Desired Sighting System Capabilities
Let's look at the things we want to accomplish with the rifle sighting system:
  1. Precisely specify drop hold-over out to our maximum engagement distance.
  2. Precisely specify wind drift out to our maximum engagement distance.
  3. Precisely specify target lead for moving targets/shooter.
  4. Range targets of known size when Laser Range-finders are not appropriate
  5. Observe target area
  6. Retain #1-5's capabilities in low light conditions
Optical Considerations
Magnified rifle optics have several salient optical properties which we need to understand before discussing the capability trade-offs later:
Parallax Error
Parallax is the error in apparent POA vs. actual POA due to misalignment of the shooter's eye vs. the scope's axis. A scope can be set to be parallax error free at one distance. A scope either has adjustable or fixed parallax. Fixed parallax means the distance at which there is no error is fixed to something like 100 or 200 yards from the factory. Most tactical scopes have adjustable parallax, which means the user can adjust the parallax error free distance on the fly to reduce parallax error whatever the current target's distance.
First Focal Plane vs. Second Focal Plane Definition
Variable-magnification optics can have a first focal plane (FFP) or second focal plane (SFP) reticle configuration. A first-focal (FFP) reticle's features always demarcate the same angular measurement regardless of the scope magnification setting. The reticle will appear to "shrink" and "grow" with the target area as the magnification is adjusted.

A second focal plane (SFP) reticle demarcates angular distance that depends on the scope magnification setting. The reticle appears to stay constant as the target area shrinks and grows as the magnification is adjusted.

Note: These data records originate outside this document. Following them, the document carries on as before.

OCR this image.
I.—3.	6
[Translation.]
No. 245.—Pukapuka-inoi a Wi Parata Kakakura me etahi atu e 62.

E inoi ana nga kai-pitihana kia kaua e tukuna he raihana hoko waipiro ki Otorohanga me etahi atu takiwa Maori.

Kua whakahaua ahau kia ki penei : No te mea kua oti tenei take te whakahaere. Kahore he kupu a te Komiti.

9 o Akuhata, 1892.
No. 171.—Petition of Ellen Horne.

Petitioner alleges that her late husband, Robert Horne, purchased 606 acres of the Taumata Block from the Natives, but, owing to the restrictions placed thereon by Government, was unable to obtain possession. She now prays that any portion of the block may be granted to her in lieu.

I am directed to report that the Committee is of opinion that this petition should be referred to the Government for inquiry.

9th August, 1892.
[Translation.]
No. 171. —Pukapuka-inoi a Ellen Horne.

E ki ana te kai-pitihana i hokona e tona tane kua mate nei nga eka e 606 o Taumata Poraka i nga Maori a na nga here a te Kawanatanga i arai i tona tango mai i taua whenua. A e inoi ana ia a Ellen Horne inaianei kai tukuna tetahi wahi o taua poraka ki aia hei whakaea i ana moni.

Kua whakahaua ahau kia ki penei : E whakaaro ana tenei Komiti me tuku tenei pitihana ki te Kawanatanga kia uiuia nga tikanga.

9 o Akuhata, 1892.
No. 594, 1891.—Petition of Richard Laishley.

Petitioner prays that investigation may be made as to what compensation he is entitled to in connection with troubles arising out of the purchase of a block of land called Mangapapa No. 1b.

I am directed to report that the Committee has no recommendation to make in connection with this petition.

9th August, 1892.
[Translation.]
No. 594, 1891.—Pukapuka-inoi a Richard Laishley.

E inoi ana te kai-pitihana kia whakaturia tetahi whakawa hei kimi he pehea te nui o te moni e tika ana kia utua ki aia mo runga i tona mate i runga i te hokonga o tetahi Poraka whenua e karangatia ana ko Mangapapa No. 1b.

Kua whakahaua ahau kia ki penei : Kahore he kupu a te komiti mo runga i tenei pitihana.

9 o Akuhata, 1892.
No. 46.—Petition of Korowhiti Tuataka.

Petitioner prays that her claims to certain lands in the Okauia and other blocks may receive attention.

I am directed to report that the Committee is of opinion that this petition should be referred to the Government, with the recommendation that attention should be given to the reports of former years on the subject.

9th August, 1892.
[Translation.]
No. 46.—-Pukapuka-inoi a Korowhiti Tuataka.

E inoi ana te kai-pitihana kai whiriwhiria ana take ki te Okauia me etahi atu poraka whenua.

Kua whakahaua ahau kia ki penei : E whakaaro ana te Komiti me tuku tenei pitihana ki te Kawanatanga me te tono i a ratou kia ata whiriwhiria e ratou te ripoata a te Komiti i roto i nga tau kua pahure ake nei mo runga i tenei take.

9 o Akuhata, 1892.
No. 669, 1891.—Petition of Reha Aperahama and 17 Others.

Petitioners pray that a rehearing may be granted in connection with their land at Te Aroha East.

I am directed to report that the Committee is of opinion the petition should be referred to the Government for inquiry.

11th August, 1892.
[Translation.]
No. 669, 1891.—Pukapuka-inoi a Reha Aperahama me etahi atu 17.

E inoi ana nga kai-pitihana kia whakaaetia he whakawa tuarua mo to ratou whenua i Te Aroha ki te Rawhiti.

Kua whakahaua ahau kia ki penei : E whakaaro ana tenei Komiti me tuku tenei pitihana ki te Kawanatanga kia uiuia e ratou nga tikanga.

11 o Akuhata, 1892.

A fixed power optic is FFP by definition.

Capability Tradeoffs
With the background out of the way, What are the capability trade-offs of the different feature choices?

Elevation Adjustment Methods
Elevation specification can be done by external knobs (or direct mount adjustment, e.g. the Elcan), via reticle features, or a combination.

Knobs: If the primary method of specifying elevation is by external knob, the knob will have "click" values. Each time the knob "clicks" to the next setting, the elevation setting will be changed by the click amount. Typical values of clicks are 1/4 MOA, 1/2 MOA, 1 MOA, or 0.1MIL.